Below is a list of the aspects of employment covered by law:
Health and safety
Redundancy and dismissal
Union rights and consultation
Below is a list of the main features of current employment legislation
Employment Act 1996
Equalities and Discrimination laws
Employment Act 2008
Health and safety legislation at work Act 1974
Why do legislation relating to employment exists?
The reason employment law exist is to stop the exploitation of workers by their employers, and to ensure that the employees rights are being followed. If these law didn’t exists them employer would be took advantage of and may not be treated correctly and fairly. The laws cover all aspects that could arise, weither this involves age, gender, disability. The laws protect employees from unfair bosses. if there wasn’t laws then there would be no rules, and companies could do whatever they want. These legislation are also in place to support employers.

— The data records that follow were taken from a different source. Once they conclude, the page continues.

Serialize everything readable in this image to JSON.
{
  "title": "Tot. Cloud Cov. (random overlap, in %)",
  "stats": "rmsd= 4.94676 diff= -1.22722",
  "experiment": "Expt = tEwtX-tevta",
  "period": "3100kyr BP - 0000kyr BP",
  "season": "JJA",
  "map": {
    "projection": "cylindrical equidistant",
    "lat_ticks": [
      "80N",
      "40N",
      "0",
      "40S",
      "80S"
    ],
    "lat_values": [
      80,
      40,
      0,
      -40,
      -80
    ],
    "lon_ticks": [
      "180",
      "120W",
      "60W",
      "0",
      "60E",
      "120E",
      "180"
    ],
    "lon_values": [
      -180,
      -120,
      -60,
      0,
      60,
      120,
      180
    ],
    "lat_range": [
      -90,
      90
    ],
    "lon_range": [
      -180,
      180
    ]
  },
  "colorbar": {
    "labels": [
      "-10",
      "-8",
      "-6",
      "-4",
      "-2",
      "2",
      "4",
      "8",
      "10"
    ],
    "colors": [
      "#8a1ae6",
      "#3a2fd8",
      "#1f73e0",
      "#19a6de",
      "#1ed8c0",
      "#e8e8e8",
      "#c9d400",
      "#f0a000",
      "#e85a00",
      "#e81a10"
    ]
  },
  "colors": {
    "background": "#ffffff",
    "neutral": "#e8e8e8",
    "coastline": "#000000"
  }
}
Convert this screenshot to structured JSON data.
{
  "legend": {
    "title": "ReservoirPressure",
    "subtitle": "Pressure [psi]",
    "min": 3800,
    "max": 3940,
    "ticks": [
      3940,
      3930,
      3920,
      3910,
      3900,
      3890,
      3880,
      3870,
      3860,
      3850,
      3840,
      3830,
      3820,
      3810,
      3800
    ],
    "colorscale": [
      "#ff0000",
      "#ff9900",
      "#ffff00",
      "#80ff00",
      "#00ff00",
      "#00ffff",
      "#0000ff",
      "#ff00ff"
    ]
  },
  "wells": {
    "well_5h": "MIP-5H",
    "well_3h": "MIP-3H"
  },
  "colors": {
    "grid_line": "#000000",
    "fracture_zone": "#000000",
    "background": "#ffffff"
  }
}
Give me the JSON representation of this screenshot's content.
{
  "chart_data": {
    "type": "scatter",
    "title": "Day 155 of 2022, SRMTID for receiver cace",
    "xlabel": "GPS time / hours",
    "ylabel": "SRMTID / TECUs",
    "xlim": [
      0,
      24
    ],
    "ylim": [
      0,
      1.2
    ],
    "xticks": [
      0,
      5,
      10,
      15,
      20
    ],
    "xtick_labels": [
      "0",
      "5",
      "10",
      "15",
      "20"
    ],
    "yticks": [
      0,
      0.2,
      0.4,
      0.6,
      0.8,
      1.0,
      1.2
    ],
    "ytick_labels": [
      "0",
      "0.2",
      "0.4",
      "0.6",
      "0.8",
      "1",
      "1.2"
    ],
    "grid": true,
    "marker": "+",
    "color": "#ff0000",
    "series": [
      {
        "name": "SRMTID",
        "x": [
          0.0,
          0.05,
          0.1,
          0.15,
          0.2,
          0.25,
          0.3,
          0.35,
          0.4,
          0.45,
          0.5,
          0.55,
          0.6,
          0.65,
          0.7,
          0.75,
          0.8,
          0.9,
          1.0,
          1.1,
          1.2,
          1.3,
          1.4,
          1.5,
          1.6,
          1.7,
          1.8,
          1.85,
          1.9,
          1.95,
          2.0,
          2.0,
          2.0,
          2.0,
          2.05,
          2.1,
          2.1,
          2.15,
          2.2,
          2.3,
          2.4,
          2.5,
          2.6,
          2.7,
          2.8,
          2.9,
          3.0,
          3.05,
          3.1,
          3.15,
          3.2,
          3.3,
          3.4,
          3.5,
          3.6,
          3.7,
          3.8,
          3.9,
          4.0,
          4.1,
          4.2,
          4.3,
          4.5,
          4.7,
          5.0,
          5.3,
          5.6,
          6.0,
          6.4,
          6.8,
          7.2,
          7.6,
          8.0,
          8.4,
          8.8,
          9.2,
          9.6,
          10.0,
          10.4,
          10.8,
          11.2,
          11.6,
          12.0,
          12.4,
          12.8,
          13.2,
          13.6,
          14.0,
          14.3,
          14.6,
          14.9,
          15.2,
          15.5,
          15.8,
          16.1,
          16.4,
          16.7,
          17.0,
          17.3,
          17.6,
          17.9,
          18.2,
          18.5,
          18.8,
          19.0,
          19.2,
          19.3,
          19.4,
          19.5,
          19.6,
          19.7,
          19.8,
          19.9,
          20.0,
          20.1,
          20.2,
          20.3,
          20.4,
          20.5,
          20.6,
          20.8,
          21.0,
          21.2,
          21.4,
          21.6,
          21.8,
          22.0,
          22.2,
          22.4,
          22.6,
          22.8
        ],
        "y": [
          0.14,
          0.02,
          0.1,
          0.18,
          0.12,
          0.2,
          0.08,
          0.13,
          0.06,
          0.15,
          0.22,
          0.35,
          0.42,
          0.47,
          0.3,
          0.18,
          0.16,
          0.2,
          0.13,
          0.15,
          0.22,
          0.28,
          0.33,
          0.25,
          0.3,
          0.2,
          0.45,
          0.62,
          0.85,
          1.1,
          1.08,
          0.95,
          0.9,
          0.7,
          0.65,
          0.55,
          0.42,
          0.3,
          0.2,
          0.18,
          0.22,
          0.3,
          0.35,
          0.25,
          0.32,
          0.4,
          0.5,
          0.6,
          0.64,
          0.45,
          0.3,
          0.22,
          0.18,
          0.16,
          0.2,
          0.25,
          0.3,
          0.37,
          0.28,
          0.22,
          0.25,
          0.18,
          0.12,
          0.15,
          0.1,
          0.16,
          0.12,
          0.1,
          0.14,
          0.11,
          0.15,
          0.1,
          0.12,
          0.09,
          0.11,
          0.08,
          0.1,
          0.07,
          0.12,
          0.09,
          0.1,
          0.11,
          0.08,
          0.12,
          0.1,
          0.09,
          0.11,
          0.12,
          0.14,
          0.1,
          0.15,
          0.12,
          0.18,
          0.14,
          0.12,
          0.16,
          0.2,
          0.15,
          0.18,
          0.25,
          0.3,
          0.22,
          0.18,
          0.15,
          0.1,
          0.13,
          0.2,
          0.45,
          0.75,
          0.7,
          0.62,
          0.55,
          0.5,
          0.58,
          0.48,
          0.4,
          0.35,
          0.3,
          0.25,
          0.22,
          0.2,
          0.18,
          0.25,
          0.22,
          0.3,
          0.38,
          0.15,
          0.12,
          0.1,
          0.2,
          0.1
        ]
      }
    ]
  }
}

Below are sources and types of information and advice available in relation to employment responsibilities and rights:
There are many places you can get information from these could include:
•Citizens Advice Bureau
Describe the terms and conditions of own contract of employment
My contract of employment covers Job Location, as regards to where I am based in my employment. A job description, which describes the duties and responsibilities of my role as a care assistant , Probationary period, this confirms length of probationary period which is 3 month then a full contract will be offered , it will include what is expected of me within that period and also what happens at the end of the probationary period. A description of how much I will be paid, any possible pay raises dependant on gaining certain qualifications. Payroll procedures, this describes how I will be paid, how often and when I will be paid, pay slip information, about the company’s rights to make deductions if over paid or if you left and owed holiday/money for training or CRB.
It will also include information about Hours, this is information on hours I am expected to do and break entitlements. It will describe my holiday entitlement, how to book it and when the leave year commences and ends. It will also include information on length of notice needed to terminate employment by myself or company. It includes information on training states that I am required to attend mandatory training and about the possibilities of further training. Sickness arrangements, details the procedure to follow if I am ill and statutory sick pay entitlements. Confidentiality is included explain the need for confidentiality due to sensitive nature of the business whilst working and after leaving. Data protection, informs of the need for the company to hold personal information on you.
Describe the information shown on our own pay statement
There is a lot of information shown on your pay statement, the amount of wage before any deduction (gross wage) and also your wage after deductions, the amount of tax and national insurance you have paid, your pay statement will also include your national insurance number, your tax code, your pay rate and also any additional information regarding your pay for example sick pay, holiday pay and over time.
The procedure to follow in event of a grievance
When you have a grievance, you should write to your employer giving them details of your grievance. Include in your letter how you would like your employer to resolve the problem. Date the letter and keep a copy for yourself. Your employer should arrange an initial meeting to discuss your grievance. The main purpose of the meeting should be to establish the facts and find a way to resolve the problem. You have a legal right to take a representative to the meeting with you. To exercise this right, you must make a request to your employer that someone comes with you. Your representative could be, a colleague, union official, or solicitor. After the meeting your employer should, without unreasonable delay, write to you with their decision. They should set out, where appropriate, what action they intend to take to resolve the grievance.
Identify the personal information that must be kept up to date with own employer
There are several things that must be kept up to date with your employer
• next of kin
• contact number
• Education and qualifications
List the types of information that are held on your personal record and say why you think they are needed
Data an employer can keep about an employee includes:
Date of birth
Education and qualifications
National Insurance number
Details of any known disability
Emergency contact details
They will also keep details about an employee such as:
Employment history with the organisation
Employment terms and conditions
Any accidents connected with work
Any training taken
Any disciplinary action
Who should you inform if you are changing your personal details?
You should always keep your employer informed of any changes in your personal details so that their records are up to date and correct, if you have a change in personal details you should inform your manager as soon as possible so that they information they have for you is correct, this is very important in case of an emergency.
How should your records be stored and who has a right to see them?
Your personal records should be stored safely and securely they should be locked away so that no one can read them, if they are stored on a computer the computer should be password protected. Only your employer and yourself have a right to see your personal records unless you give permission for other people to see them.
Explain agreed ways of working with employer
The agreed ways of working are the codes and policies provided by the employer for the care worker to follow these will include legislation, codes of conducts and employer’s policies and procedures that all care workers should follow when working in a care home setting. It is the responsibility of the care workers to work within the policy guidelines provided and also to ensuring that they are working at the standard expected of them, it is a legal requirement to follow policies and procedures.